Date Posted: October 11, 2011
Print Edition: October 5, 2011

If the preseason was any indication, this 2011-2012 NHL season is going to feature some of the strictest suspensions ever seen in the NHL, as the League makes a concerted effort to eliminate some of the most dangerous types of hits from the game. It’s a worthy goal, but as the risk of punishment increases, so too does the risk of players opting to skip physical play altogether. One way or another, NHL hockey is changing; newly-appointed NHL senior vice president of player safety Brendan Shanahan has made it clear that head hits and repeat offenses will no longer be tolerated in the game.

“Right now, it’s a feeling-out process for the players and the referees and Shanahan,” Canucks head coach Alain Vigneault told The Province. “Every time there’s a hit, there are parts of the body that are going to go one way or the other. Is every hit right now a penalty? I think everybody is trying to sort that out.”

Dissenting opinions on the strength of the suspensions is not hard to find among fans and critics of the game, but so far few within the game have chosen to speak out against the new direction the League is headed in. However, Clarke MacArthur, a forward for the Toronto Maple Leafs, recently expressed serious concern with the way things are going. “I just think there is going to be no hitting in this game.

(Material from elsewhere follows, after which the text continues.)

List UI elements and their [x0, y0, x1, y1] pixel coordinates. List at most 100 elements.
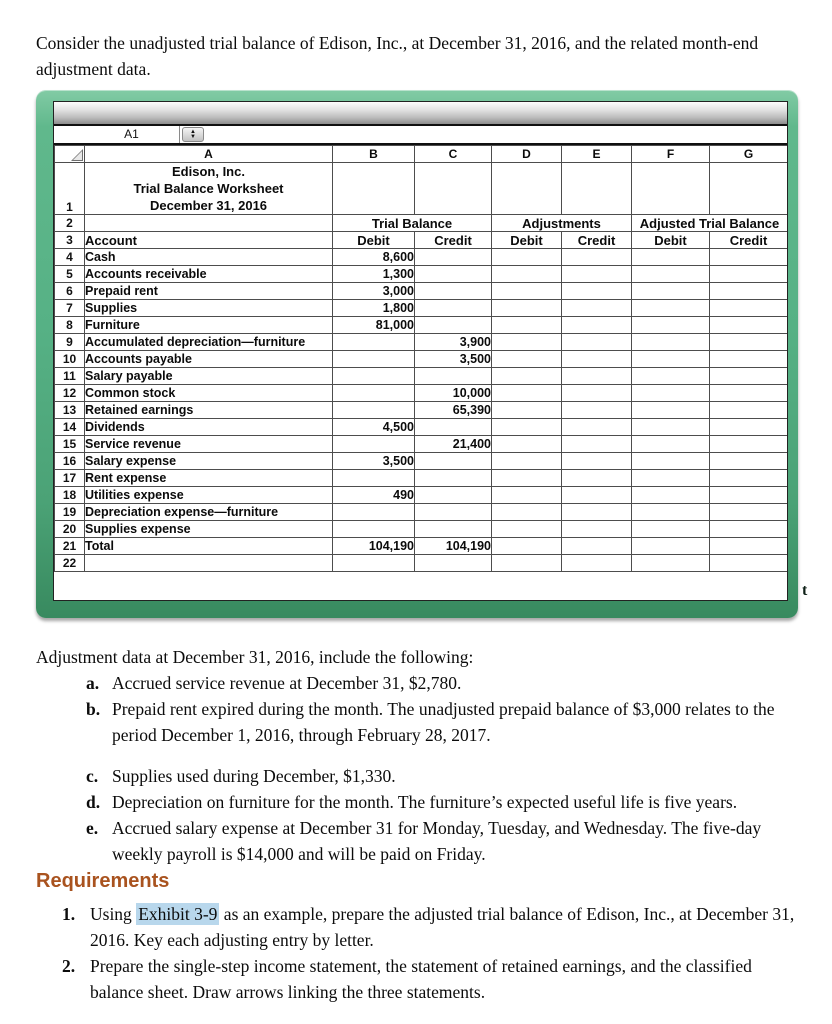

I think that’s what’s going to happen. No one wants to take five-, 10-game suspensions,” MacArthur said in comments that aired during Hockey Night in Canada after the Canucks final pre-season game. He made the comments after being suspended for the first two games of the regular season for a hit that Shanahan deemed a head shot. “You really have to think when you’re finishing your hit. You really have to pay attention, because the guy with the puck doesn’t have any responsibility anymore. It’s on the guy hitting.”

To a degree, his comments can’t be argued with. Physical players have never had so many conflicting pressures put on them before. They are encouraged to make big hits, but a player can only have so much control over what happens when that contact is made. In both head hits in the Canucks final preseason game against Edmonton, the head contact seemed to be an unintentional consequence of attempts by Alex Edler and Marco Sturm to make clean hits. “I wasn’t trying to do anything like that…if I got a piece of his head, that’s not what I tried to do,” Edler clarified in his post-game interview. The only way for these players to truly protect themselves from the chance of suspension is to skip making those hits at all. “There is a lot of speed and decisions are made in a fraction of a second,” said Vigneault, “and I’m not quite sure how this is going to turn out.”

As the season progresses, if Shanahan continues to suspend players at the rate he has, it seems increasingly likely that players will adjust by simply reducing the number of hits they attempt. Meanwhile, players who simply won’t remain in the NHL if they don’t fill their required “quota” of hits will bear the brunt of the changing policy.

Big hits are an incredibly entertaining aspect of the game, but they also play an important role in keeping the game fast and intense. They increase the rate of turnovers, and improve the flow of the game. Yet, with our increasing understanding of the damage that can occur from hits to the head, it is time to face the facts.

Those of us that love the game also love the players who play it, and so their health and well-being needs to be considered. Brendan Shanahan is a well-respected former NHL player, and though his decisions could potentially remove an aspect of the game that we have come to love, who better to try his hand at improving the situation than he? Much will be learned this coming season, and fans of the game can only hope that a fair balance can be found.